Beyond the constitutional ramifications, I’m curious about how the backgrounds and life experiences of the justices affected their legal opinions and their moral imagination. This is treacherous terrain. Jurists like to claim they are only interested in applying the law; recall how during her confirmation hearings in 2009, Justice Sonia Sotomayor had to back away from her earlier comment that the perspective of a “wise Latina” would be useful on the court. But every justice is shaped by his or her heritage, especially when the case involves religion. The refusal of most court observers to even mention the religious affiliation of the justices has hampered our understanding of this important case.

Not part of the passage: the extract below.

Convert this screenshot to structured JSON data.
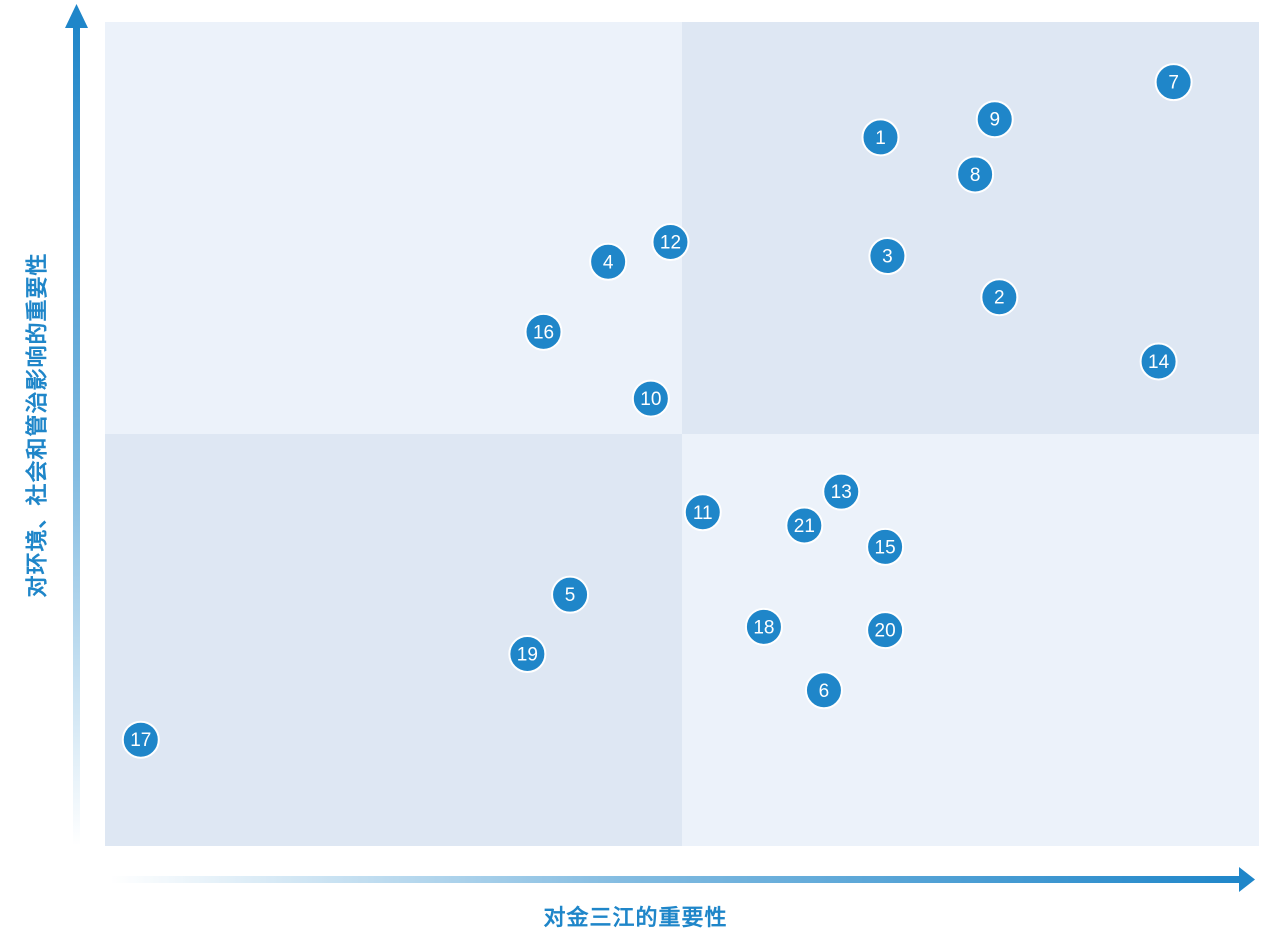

While Greece was decided 5-4, the religious split on the court is 6-3—six Catholics and three Jews. Sotomayor, a liberal Catholic, voted with Justices Elena Kagan, Stephen Breyer, and Ruth Bader Ginsburg. In a country founded by Protestants who still make up 48 percent of the U.S. population (22 percent of Americans are Catholic and 2.2 percent are Jewish), the absence of a Protestant from the court is extraordinary. It wasn’t until 1836 that the first Catholic (Roger Taney) was appointed and until 1916 that the first Jew (Louis Brandeis) made it to the high court. Now Catholics and Jews dominate, an only-in-America phenomenon. The flip-side of our unusual national talent for inclusion is the cultural amnesia displayed in this case by the court’s majority.
The Founders—so backward in their attitudes on race—launched the republic on the basis of religious tolerance. Benjamin Franklin believed in prayer but stressed the importance of ecumenical “public religion.” Thomas Jefferson did not include his service as president of the United States on his tombstone but requested that his authorship of the Virginia Act for Establishing Religious Freedom be included. James Madison believed that “religion & Govt will both exist in greater purity, the less they are mixed together.” With God unmentioned in the Constitution, the Founders set a course that allowed, over Madison’s objections, for chaplains offering prayers at public meetings. But the tradition has favored deistic references (“God,” “the Almighty,” “the Supreme Being”) over sectarian specifics. “The Founders wanted to keep it general because theological disputes led to political upheaval,” says Jon Meacham, author of American Gospel.